Dundee attempts to draw parallels between its operations and Loma Larga

Despite this deplorable and systematic track record of health hazards and lack of accountability in its projects in eastern Europe and Africa, Dundee promotes them as success stories and even compares them to Loma Larga. In a local newspaper in Cuenca, Dundee recently stated that Loma Larga “has similar geology and is expected to have a similar mining method and processing flowsheet to the Chelopech mine.” In the same vein, it says that it “intends to further engage with all stakeholders, as it did prior to the development of its Ada Tepe mine, which is now a highly successful DPM operation that enjoys strong support from both local communities and the national government in Bulgaria.”

Similarly, INV Metals, former owner of Loma Larga, said in 2019 that “DPM's Tsumeb smelter could potentially be used to process the complex copper/gold concentrate from Loma Larga.” Now that DPM is the direct owner of Loma Larga this is even more clearly a worrying possibility.

“DPM's ominous record is a path that we do not accept for our páramos.”

For more than 10 years, Canadian mining companies including IAMGOLD, INV Metals, and now Dundee Precious Metals, have been attempting to develop the Loma Larga mining project against the will of the local population.
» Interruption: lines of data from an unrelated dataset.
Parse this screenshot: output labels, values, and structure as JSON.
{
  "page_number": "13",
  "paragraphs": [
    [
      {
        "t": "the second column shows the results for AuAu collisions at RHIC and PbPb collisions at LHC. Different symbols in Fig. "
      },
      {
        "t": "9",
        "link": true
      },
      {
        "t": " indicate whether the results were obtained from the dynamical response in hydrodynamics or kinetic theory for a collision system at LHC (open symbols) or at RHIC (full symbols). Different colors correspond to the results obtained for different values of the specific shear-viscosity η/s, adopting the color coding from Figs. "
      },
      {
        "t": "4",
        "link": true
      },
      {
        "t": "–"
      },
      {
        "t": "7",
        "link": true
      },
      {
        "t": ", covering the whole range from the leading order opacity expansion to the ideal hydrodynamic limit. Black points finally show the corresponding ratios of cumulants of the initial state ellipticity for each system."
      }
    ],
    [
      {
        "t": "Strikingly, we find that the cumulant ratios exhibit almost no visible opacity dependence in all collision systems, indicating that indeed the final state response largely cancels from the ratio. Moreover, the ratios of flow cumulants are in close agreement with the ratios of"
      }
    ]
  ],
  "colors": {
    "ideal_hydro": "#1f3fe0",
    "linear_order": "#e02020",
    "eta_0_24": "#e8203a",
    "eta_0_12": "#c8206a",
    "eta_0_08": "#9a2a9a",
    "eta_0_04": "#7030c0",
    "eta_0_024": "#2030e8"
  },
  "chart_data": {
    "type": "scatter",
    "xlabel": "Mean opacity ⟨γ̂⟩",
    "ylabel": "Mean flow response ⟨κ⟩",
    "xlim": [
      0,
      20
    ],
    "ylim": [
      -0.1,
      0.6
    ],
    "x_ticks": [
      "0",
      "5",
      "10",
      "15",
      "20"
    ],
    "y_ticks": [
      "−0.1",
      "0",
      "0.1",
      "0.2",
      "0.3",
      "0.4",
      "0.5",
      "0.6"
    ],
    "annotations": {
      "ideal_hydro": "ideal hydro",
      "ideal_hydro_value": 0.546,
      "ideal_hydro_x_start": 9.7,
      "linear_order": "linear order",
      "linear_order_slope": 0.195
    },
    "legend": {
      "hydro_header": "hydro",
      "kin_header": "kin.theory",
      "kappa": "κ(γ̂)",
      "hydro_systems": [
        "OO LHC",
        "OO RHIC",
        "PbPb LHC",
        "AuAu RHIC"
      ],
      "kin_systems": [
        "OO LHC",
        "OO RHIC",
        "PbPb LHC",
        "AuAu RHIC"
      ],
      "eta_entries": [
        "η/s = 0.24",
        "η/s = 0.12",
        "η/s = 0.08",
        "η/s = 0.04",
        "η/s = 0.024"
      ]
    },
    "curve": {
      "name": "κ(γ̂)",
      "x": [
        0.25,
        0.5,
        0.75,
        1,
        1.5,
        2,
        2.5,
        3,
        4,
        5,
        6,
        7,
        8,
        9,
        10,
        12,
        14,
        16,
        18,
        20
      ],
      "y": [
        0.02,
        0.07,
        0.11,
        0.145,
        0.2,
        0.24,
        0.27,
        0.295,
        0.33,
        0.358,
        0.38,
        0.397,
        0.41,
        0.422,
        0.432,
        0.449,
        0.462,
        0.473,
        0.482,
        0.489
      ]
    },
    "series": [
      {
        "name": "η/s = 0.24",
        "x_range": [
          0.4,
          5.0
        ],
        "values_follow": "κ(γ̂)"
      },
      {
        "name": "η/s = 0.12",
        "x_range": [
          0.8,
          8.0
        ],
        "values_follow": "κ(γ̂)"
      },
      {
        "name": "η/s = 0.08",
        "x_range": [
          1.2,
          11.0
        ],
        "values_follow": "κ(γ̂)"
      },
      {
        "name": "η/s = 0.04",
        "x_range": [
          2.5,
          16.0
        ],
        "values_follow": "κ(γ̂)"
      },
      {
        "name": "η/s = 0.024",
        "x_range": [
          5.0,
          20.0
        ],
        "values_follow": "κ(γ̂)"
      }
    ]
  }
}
The resistance against the project has led to significant victories, such as the 2021 referendum. Local communities won’t be fooled by DPM’s attempt to whitewash its current operations. Dundee must know that this opposition to the project won’t change and investors must understand that this project doesn’t, and won’t, have social licence.

Loma Larga is a mining project which will dramatically impact the high-altitude wetlands and water sources of the Kimsakocha páramo. This fragile ecosystem supplies water for domestic use and irrigation to numerous Indigenous communities, whose livelihoods depend on agriculture and livestock. Rural and urban communities alike fear that this mining project will violate their right to water and pollute their land and ecosystems. Paola Granizo, a biologist and member of Yasunidxs Guapondelig and the Cuenca Water Chapter, bluntly puts it: “DPM's ominous record is a path that we do not accept for our páramos, territories, and water. We envision a mega-diverse Ecuador, not a mega-mining one.”